La marcha
LA MARCHA
1 diciembre, 2014 Sección Editorial La Tribuna
LA relativa paz y tranquilidad en que vivíamos fue lo que durante mucho tiempo nos diferenció de otros países más agitados social y políticamente. Hasta que el crimen organizado, los carteles de la droga y las pandillas delictivas se apropiaron de aquel remanso de paz para convertirlo en un infierno. Tanto costó separar la Policía del Ejército para profesionalizarla y convertirla en una institución más respetada al servicio de la comunidad para que todo ese camino andando sufriera retroceso. De pronto se malogró toda la dedicación que tomó restaurar, adecentar y elevar la confianza en los entes de justicia que velan por la seguridad y combaten el delito. El odio instigado por nocivos –hasta que lo hicieron estallar en una crisis política– terminó por destartalar las frágiles instituciones ya bastante menoscabadas por díscolos y políticas erráticas de algunos gobiernos.
Así que va a tomar tiempo reparar todo lo que estropearon. Un abanico de medidas –algunas acertadas y otras cuestionadas–están permitiendo que el Estado vuelva a recuperar terreno perdido a la dañina infraestructura delictiva. Pero el problema es más complicado y sus raíces son más profundas. Se requiere, aparte de mejorar la capacidad de los entes estatales para enfrentar las amenazas, de permear en las actitudes colectivas y en la conciencia de la gente. Las acciones tienen que ir más allá de lidiar con el crimen una vez cometido, trabajando en lo que se ocupa para prevenirlo.

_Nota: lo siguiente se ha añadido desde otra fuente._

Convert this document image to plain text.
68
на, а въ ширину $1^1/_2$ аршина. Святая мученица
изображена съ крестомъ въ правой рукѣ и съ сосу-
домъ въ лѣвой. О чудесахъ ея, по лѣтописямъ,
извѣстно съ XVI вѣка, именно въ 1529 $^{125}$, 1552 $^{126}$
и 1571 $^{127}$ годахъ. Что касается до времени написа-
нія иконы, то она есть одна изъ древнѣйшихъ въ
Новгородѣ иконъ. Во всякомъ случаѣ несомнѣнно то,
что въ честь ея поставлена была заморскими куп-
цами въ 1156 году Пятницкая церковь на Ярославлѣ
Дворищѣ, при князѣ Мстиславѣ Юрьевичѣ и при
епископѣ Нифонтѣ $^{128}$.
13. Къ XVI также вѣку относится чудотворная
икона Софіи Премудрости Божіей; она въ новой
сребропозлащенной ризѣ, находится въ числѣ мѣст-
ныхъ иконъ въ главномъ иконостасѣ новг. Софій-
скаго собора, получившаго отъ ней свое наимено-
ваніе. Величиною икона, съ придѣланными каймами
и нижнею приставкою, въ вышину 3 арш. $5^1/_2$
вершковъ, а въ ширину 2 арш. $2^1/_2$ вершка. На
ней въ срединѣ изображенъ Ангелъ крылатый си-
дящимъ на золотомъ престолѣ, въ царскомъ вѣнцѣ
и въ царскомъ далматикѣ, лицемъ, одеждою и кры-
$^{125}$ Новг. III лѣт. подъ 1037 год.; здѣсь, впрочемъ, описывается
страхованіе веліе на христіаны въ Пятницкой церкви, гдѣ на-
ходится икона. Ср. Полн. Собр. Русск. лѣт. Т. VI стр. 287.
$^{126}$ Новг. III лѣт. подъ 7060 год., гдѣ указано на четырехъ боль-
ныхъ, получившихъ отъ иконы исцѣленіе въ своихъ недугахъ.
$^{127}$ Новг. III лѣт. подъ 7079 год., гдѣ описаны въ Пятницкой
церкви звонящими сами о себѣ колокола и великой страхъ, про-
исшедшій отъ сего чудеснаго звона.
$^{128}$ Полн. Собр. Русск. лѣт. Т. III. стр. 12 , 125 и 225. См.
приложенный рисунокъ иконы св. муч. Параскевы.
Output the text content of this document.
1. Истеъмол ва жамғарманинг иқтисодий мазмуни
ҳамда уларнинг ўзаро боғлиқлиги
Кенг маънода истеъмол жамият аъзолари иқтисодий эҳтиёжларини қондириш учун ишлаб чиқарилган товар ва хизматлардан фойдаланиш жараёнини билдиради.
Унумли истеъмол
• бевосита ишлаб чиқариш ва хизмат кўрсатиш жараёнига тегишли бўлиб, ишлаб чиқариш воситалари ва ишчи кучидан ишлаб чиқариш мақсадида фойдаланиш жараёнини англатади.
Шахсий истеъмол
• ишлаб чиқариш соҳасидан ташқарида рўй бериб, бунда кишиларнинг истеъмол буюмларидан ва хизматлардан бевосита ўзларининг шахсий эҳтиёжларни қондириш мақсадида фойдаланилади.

La situación de desamparo en que se encuentran inmensos sectores del país es una de las mayores fragilidades que debe revertirse. Esa monumental tarea compromete a todos por igual.
No se trata de un emprendimiento en que el gobierno deba asumir aisladamente una responsabilidad como si nada tuviera que ver el resto de la sociedad. La violencia es algo que a todos afecta y que a todos incumbe. ¿Qué hacen todos esos individuos y grupos que pasan quejándose de este horrible flagelo –aparte de ocupar las redes sociales para expulsar su cólera hasta con palabras soeces que retratan su naturaleza–para mejorar la deplorable situación en que se encuentran sectores vulnerables o para brindar oportunidades que hagan una diferencia en compatriotas proclives a buscar los atajos desesperados por su precaria condición. ¿Cuántos pertenecen a grupos de voluntarios en sus barrios y colonias dedicados a llevar alivio y esperanza a gente en necesidad? ¿Qué aportan en la solución del problema? Hay muchos que no pasan de maldecir y de espantarse por lo que nos sucede, sin que ello los motive a mover un dedo y ofrecer su concurso para ayudar a remediarlo. Es la posición cómoda de gente indolente creyendo que la obligación es ajena y que la culpa es de otros. Sin reparar que también sea suya, porque nada ha dado que coadyuve al bienestar de las mayorías desvalidas.
Esa marcha por una Navidad en paz, organizada por la Casa de Gobierno y la Oficina de Estrategias y Comunicación, es un buen comienzo para generar conciencia. Es una muestra que ya mucha gente comienza a tener más confianza que se puede superar el terrible problema de la inseguridad. La expresión multitudinaria de una aspiración: “queremos vivir en paz”, debe tener un desenlace realizable. De allí, para que el admirable acto no quede en espectáculo de un día, lo que se esperaría –aparte de multiplicarlo en otros lugares– es que cada uno de los que acudió a la marcha, los observadores pasivos que la sintonizaron y, sobre todo, los apáticos que ni cuenta se dieron que hubo manifestación positiva en la capital, se involucraran en atender las inmensas necesidades del país y de la gente. Para entonces convertir la súplica “queremos vivir en paz” en acciones. En compromiso compartido de todos los días.